Purpose of review Fungal spores are ubiquitously present in indoor and outdoor air. A number can act as aeroallergens in Immunoglobulin E (IgE)-sensitized individuals and some thermotolerant fungi germinate in the lung where they can cause a combined allergic and infective stimulus leading to a number of clinical presentations characterized by evidence of lung damage. We discuss which biomarkers are useful in helping to guide diagnosis, prognosis and treatment of allergic fungal airway disease (AFAD).

Recent findings Diagnostic biomarkers, such as specific IgEs and fungal culture, for AFAD are limited by sensitivity, although this may be improved with novel agents such as specific IgEs to fungal components and quantitative PCR. Total IgE and hypereosinophilia are nonspecific and do not clearly relate to disease activity. High attenuation mucus and proximal bronchiectasis are specific, albeit insensitive markers of AFAD. Biomarkers that predict prognosis and treatment response are yet to be defined.

Summary This review summarizes the fungi involved and the current debate regarding the diagnostic criteria to define fungal-associated lung disease. We advocate the phasing out of the term allergic bronchopulmonary aspergillosis and the use of a more inclusive term such as AFAD, together with a more liberal set of criteria based largely on IgE sensitization to thermotolerant fungi, which identifies those patients at risk of developing lung damage.

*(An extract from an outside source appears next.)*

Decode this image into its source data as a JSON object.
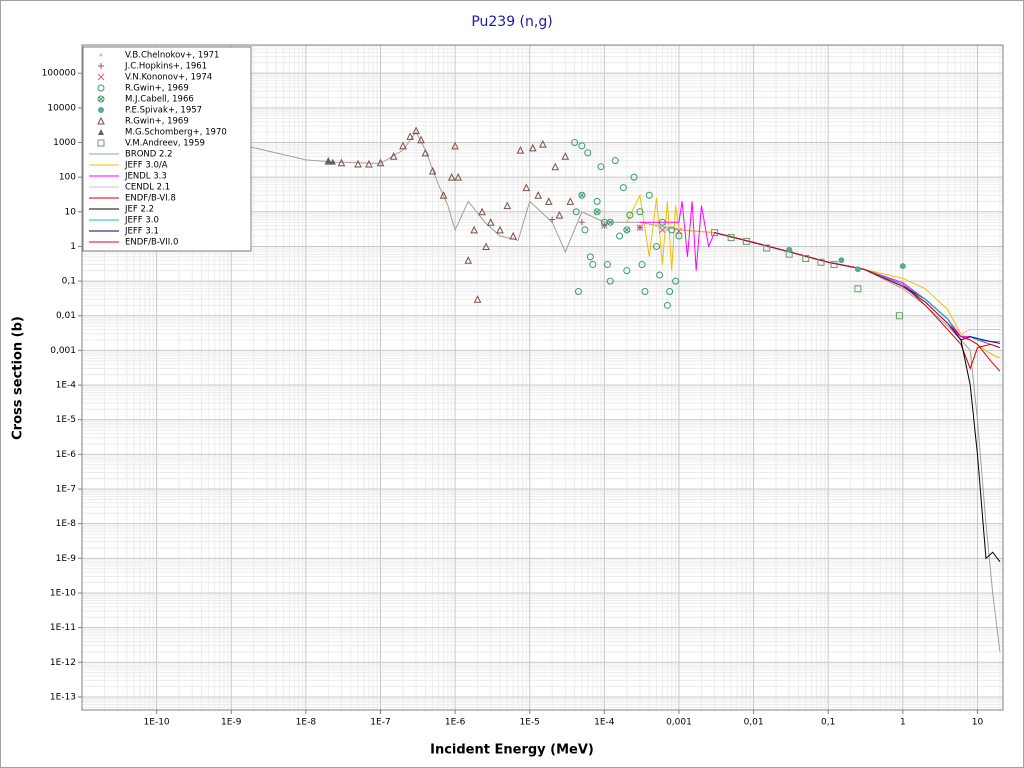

Fungi can act as aeroallergens in those that are Immunoglobulin E (IgE)-sensitized and can cause a range of airway diseases by colonizing the lung. Allergen exposure to fungal spores, such as Alternaria alternata during the late summer and autumn months,[1] has been associated with acute bronchospasm, asthma admissions and deaths.[2,3] Most fungi that act as aeroallergens do not grow at body temperature and so cannot germinate in the airway. Adverse events are therefore related to the level of spore exposure. However, thermotolerant fungi including some saprophytes that are important in vegetation decomposition, such as Aspergillus fumigatus, grow at body temperature, enabling them to colonize the lung. Depending on the host airway response, fungal colonization can exacerbate asthma, or cause chronic sinusitis, fungal bronchitis, chronic necrotizing pneumonia, fungal empyema, allergic alveolitis or, in people with pre-existing lung cavities, the development of a fungal ball (aspergilloma) (Fig. 1).[4–9] Lastly, severely immunocompromised individuals can develop systemic infection. This review will focus on the clinical aspects of the involvement of thermotolerant fungi in allergic airway disease.

Figure 1.

The spectrum of lung disease caused by fungi is dependent on the presence of pre-existing lung conditions and on whether the host is immunocompetent.